The Adventures of Bob & Doug McKenzie: Strange Brew
Movies that originate as television sketches and skits usually lead to lame products: A Night at the Roxbury, The Ladies Man, Stuart Saves His Family (has anyone ever heard of or seen the Laugh-In spin-off The Maltese Bippy?), to name but a few of the forgettable titles. There have been a few good exceptions: The Blues Brothers and Wayne’s World, and even The Coneheads has its admirers. The most unusual adaptation of a skit and a very special movie in its own right is the Canadian flick The Adventures of Bob & Doug McKenzie: Strange Brew, which emanated from Saturday Night Live’s northern and usually better little cousin SCTV. The characters, Bob (Rick Moranis) and Doug McKenzie (Dave Thomas), became SCTV’s first breakout stars and even a minor cultural phenomenon with their catchphrase “take off, you hoser.” Like Wayne’s World years later, they were a couple hicks—brothers who hosted a public access cable show called “Great White North” and the jokes usually centered on Canadian stereotypes and their love of beer and hockey. Though their minor-hit song “Take Off” (with Geddy Lee of Rush) might have caused a bigger ripple then their movie did, over the years Strange Brew has found more fans and can now be appreciated for what it is, an incredibly goofy but lovable laugh-out-loud comedy.
Adding elements of science-fiction and thriller, while referencing everything from Omega Man to Hamlet to Star Wars to the early Canadian gross-out flicks of David Cronenberg, Strange Brew opens with a movie within a movie within a movie.
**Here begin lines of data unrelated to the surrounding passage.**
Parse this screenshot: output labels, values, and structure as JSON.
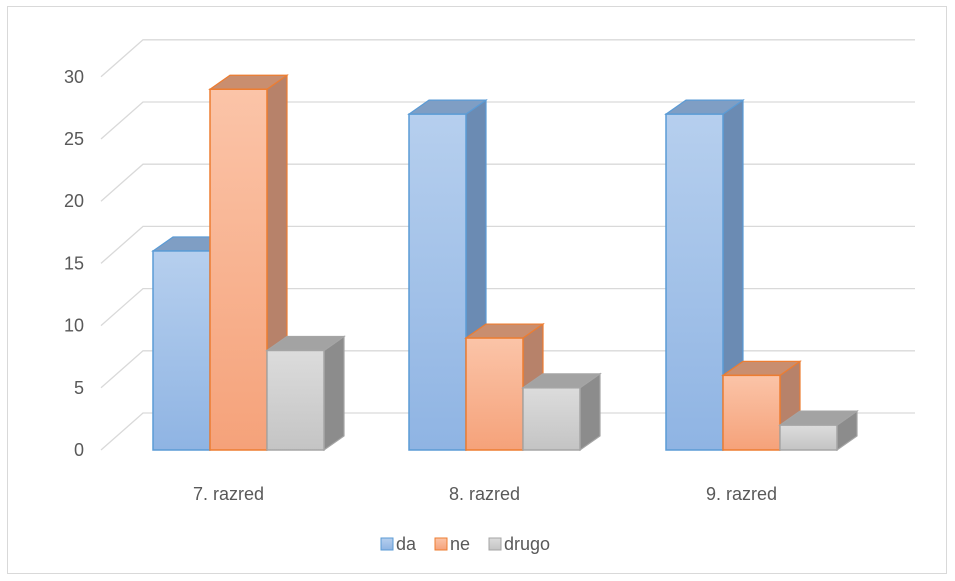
{
  "chart_data": {
    "type": "bar",
    "title": "",
    "xlabel": "",
    "ylabel": "",
    "categories": [
      "7. razred",
      "8. razred",
      "9. razred"
    ],
    "series": [
      {
        "name": "da",
        "values": [
          16,
          27,
          27
        ]
      },
      {
        "name": "ne",
        "values": [
          29,
          9,
          6
        ]
      },
      {
        "name": "drugo",
        "values": [
          8,
          5,
          2
        ]
      }
    ],
    "ylim": [
      0,
      30
    ],
    "yticks": [
      "0",
      "5",
      "10",
      "15",
      "20",
      "25",
      "30"
    ],
    "grid": true,
    "style": "3d-clustered-column",
    "legend_position": "bottom",
    "colors": {
      "da": {
        "top": "#b6cfee",
        "bottom": "#8fb4e3",
        "side": "#6b8bb3",
        "cap": "#7f9ec4",
        "stroke": "#5b9bd5"
      },
      "ne": {
        "top": "#fbc4a8",
        "bottom": "#f5a27a",
        "side": "#b7826a",
        "cap": "#c98e6f",
        "stroke": "#ed7d31"
      },
      "drugo": {
        "top": "#dcdcdc",
        "bottom": "#c4c4c4",
        "side": "#8c8c8c",
        "cap": "#a3a3a3",
        "stroke": "#a5a5a5"
      }
    }
  }
}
Surrounded by cases of Canadian beer, Bob and Doug host their TV show “Great White North” on the big screen. They run a projector of their homemade “Max Maxy” post-apocalypse flick, which leads to pandemonium in the actual theater where now Bob and Doug sit watching. They refund a distraught father his admission money (his crying kids saved all year to go see the movie), and this gets the real plot rolling—that it was their father’s beer money (the father’s voice is supplied with an amazing voice-cameo by animation legend Mel Blanc).